Pursuant to the Transaction, the Company issued an aggregate of 20,000,000 common shares in the Company (the “Consideration Shares”) at a deemed price of $0.05 per Consideration Share (for an aggregate transaction value of CAD$1,000,000) to the Vendors, pro rata, to their respective shareholdings in CoinCmply (the “Transaction”). CoinCmply is now a wholly owned subsidiary of Credissential. The Transaction is arm’s length and no finder’s fees were payable. The Agreement contained a debt forgiveness clause whereby CoinCmply ensured that all accounts payable and accrued liabilities of CoinCmply were forgiven, repaid or otherwise extinguished in connection with the closing of the Transaction (the “Debt Extinguishment”). The Company will not be assuming any long-term debt. The Transaction was not subject to approval of the Shareholders of the Company.
Stock Option Issuance
The Company also announces the issuance of 500,000 stock options on May 12, 2025, exercisable at a price of $0.05 until for a period of one (1) year, (the "Options") of the Company to a consultant pursuant to its Omnibus Equity Incentive Plan adopted by the shareholders on February 23, 2024. The Options will vest immediately and are subject to a four month and one day hold period.
About Credissential
Credissential is an AI powered financial services software developer, currently focused on the development and commercialization of its flagship products, Credissential, Dealerflow and Antenna.
For more information about Credissential and other products from Credissential, visit www.credissential.com.
ON BEHALF OF THE BOARD OF DIRECTORS
Chief Executive Officer Colin Frost
Head Office 2004 Sherwood Drive Sherwood Park, AB T8A 0Z1
Telephone (604) 917-0375
Email info@credissential.com
The CSE and Information Service Provider have not reviewed and does not accept responsibility for the accuracy or adequacy of this release.
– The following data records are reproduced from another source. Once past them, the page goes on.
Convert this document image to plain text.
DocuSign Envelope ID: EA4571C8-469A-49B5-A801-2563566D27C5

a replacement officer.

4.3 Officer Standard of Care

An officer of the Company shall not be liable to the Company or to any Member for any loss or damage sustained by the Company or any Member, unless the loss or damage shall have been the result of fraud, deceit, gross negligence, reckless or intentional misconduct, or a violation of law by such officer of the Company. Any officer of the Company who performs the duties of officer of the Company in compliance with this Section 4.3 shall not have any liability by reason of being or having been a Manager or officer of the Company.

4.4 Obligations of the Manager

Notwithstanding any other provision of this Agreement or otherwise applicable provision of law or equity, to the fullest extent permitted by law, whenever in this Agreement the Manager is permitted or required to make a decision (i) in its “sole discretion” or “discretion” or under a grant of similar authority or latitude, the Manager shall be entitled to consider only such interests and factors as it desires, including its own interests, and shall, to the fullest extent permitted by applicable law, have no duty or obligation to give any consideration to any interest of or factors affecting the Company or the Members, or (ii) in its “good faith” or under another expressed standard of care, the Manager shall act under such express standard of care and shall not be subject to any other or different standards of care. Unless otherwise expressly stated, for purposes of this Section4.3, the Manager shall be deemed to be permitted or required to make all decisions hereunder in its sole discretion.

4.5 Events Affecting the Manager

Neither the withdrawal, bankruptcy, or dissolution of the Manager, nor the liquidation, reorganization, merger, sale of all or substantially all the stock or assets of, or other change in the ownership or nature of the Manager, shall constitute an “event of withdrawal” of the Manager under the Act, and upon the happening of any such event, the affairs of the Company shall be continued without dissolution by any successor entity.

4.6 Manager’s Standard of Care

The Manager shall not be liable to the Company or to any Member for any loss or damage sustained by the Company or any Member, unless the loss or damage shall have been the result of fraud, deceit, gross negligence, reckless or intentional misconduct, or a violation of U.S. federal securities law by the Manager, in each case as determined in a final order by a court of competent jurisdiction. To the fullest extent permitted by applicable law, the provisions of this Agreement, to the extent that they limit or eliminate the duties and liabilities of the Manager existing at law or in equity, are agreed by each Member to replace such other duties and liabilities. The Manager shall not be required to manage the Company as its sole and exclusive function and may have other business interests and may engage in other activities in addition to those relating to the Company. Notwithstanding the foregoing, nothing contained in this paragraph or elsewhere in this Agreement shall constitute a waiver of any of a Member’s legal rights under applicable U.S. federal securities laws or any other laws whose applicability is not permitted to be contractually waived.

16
Forward-Looking Information
Certain information in this news release may constitute "forward-looking" information that involves known and unknown risks, uncertainties, future expectations and other factors which may cause the actual results, performance or achievements of the Company or industry results, to be materially different from any future results, performance or achievements expressed or implied by such forward looking information. When used in this news release, this information may include words such as "anticipate", "estimate", "may", "will", "expect", "believe", "plan" and other terminology. This information reflects current expectations regarding future events and operating performance and speaks only as of the date of this news release. Forward-looking statements are based on specific factors and assumptions that, while considered reasonable by the Company as of the date of such statements, are outside of the Company's control and are inherently subject to significant business, economic and competitive uncertainties. Forward-looking statements are inherently risky, and the information and plans disclosed therein may not come to fruition as contemplated or at all. Forward-looking statements in this news release include, but are not limited to, statements relating to: the Transaction, the benefit of the Transaction to the Company and the future plans of the Company, business plans, objectives and strategy.
Except as required by law, we assume no obligation to update or revise forward-looking information to reflect new events or circumstances. Additional information is available in the Company's Management Discussion and Analysis, which can be found on SEDAR+ at www.sedarplus.ca.